Os refugiados, o Ébola e tantas outras emergências demonstram a gigantesca esfera de atuação da OMS, apontou.
“A luta pelo multilateralismo não é de hoje. É antiga. Tem tido é várias frentes e agora é a saúde e a OMS que estão na berlinda, mas no passado outras organizações em outras áreas também estiveram”, recordou, por seu lado, o presidente do Camões - Instituto da Cooperação e da Língua.
Para Luís Faro Ramos, “a única coisa que é estrutural é o cinismo e o cinismo não vai acabar”.
Para o diplomata, é preciso ser realista e ambicioso e olhar para as “várias ilhas de possibilidades de colaboração multilateral”, como a União europeia e a CPLP.
“Pode ser que esta crise obrigue a uma concertação maior e a que todos os países da CPLP assumam as suas responsabilidades”, notou.
Também Filomeno Fortes, diretor do IHMT, vê no momento atual uma oportunidade de “reflexão” e de “trabalho conjunto”.

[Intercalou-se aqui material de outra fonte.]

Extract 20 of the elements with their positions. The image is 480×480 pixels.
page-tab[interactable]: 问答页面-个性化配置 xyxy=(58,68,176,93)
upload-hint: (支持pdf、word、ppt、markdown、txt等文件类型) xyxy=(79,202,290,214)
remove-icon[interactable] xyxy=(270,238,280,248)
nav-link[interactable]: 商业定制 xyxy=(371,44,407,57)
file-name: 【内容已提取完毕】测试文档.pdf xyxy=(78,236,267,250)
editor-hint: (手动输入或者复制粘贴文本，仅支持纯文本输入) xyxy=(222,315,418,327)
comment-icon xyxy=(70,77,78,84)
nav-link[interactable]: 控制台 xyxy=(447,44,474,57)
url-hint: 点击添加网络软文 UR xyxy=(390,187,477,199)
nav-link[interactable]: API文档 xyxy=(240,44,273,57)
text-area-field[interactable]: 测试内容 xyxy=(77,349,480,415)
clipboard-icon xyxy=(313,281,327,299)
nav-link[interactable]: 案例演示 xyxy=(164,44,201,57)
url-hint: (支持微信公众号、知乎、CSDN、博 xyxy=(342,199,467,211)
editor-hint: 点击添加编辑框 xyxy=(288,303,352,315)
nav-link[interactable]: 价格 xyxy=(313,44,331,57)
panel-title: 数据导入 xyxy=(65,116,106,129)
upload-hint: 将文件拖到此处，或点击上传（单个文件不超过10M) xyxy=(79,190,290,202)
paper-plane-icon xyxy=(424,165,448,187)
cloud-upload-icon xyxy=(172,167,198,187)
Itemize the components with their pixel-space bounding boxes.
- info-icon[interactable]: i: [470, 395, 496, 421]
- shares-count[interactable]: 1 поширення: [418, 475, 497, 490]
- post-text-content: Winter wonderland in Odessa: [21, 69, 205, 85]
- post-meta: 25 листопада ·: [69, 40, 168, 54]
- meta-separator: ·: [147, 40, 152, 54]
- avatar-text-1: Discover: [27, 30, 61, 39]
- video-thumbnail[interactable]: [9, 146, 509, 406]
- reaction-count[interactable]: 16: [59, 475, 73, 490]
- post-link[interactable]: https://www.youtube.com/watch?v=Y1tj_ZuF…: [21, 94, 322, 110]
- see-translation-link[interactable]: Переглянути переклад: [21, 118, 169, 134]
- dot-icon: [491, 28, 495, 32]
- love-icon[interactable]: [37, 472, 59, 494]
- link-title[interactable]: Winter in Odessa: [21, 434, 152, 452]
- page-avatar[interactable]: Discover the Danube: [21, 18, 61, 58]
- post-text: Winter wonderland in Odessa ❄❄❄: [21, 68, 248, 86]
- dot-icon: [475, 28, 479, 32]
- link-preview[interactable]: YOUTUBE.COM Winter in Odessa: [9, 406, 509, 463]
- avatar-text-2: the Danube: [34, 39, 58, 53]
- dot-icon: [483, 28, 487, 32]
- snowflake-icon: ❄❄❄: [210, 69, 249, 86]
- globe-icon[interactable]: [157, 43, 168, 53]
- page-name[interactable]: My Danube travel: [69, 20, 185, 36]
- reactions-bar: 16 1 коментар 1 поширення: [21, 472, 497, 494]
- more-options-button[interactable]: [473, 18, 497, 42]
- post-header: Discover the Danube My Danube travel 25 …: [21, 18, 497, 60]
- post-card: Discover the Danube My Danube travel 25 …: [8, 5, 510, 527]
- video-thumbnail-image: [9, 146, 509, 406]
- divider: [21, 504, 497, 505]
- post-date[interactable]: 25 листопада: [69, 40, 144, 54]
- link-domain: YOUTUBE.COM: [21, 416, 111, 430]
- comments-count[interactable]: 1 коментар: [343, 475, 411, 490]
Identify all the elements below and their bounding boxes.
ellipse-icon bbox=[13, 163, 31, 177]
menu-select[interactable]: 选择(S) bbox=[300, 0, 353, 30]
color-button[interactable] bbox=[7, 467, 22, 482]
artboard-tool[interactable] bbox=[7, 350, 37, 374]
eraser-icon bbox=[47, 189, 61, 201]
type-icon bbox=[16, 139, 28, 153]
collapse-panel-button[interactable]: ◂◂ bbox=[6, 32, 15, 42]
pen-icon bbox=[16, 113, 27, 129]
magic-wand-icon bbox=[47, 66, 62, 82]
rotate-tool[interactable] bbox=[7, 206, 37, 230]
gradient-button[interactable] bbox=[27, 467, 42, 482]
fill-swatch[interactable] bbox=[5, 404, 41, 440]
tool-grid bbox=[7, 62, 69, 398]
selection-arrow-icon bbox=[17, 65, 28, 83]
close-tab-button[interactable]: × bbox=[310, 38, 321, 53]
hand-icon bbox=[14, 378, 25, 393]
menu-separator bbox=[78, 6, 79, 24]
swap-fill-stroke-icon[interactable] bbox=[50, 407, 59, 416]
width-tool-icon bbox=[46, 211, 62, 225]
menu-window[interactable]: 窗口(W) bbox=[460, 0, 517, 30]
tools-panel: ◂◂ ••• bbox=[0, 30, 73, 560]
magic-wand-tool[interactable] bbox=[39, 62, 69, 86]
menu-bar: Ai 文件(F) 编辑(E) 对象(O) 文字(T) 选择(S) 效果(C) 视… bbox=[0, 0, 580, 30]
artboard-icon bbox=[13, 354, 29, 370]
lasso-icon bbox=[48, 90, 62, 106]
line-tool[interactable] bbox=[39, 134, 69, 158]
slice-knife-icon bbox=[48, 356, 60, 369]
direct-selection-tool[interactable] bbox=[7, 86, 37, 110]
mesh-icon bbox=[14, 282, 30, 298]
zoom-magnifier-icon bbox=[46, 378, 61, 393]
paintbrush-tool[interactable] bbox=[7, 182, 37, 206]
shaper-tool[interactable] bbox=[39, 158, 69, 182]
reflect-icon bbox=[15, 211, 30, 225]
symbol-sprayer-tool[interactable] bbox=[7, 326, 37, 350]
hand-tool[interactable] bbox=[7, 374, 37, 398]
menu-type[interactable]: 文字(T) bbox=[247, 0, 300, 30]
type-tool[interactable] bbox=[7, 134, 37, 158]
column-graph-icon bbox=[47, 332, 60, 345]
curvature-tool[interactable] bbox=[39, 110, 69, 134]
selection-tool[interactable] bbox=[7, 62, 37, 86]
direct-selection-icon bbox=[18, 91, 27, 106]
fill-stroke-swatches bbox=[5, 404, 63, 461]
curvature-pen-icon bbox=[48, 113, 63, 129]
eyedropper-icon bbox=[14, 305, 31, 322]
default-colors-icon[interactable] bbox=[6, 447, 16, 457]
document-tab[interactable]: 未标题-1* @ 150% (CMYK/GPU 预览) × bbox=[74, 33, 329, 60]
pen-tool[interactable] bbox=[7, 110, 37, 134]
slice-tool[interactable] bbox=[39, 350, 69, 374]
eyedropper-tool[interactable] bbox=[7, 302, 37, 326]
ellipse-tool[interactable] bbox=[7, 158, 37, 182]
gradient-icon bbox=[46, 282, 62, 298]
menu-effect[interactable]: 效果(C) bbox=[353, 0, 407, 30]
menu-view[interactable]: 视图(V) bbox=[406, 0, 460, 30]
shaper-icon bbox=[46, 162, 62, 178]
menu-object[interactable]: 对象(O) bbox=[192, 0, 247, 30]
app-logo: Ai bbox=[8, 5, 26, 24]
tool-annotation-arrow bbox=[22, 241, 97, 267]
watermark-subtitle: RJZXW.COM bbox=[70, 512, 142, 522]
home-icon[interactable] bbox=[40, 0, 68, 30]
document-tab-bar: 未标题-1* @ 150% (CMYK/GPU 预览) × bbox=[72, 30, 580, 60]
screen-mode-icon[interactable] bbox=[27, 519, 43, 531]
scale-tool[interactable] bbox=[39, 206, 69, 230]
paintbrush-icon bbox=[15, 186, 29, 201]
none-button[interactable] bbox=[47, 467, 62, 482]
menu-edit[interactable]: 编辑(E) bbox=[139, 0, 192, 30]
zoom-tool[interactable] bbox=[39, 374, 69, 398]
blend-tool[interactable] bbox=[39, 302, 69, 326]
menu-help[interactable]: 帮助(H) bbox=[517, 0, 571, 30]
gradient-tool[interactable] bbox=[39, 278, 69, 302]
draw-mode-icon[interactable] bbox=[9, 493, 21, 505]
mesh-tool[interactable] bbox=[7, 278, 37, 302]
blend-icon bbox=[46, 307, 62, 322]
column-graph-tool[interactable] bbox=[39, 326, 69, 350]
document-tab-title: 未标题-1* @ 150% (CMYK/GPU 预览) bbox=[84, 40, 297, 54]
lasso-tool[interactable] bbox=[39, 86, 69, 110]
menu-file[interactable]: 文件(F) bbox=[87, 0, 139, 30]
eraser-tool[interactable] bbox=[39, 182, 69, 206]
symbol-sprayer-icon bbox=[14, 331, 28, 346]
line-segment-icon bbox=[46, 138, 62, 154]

“É o momento de os políticos começarem a acreditar mais nos cientistas e a trabalharem mais com os cientistas. Tem havido um subaproveitamento dos nossos cientistas. A partilha de informação dos nossos políticos com a nossa academia não tem sido aberta”, concluiu.
A pandemia de covid-19 já provocou mais de 454 mil mortos e infetou mais de 8,5 milhões de pessoas em 196 países e territórios, segundo um balanço feito pela agência francesa AFP.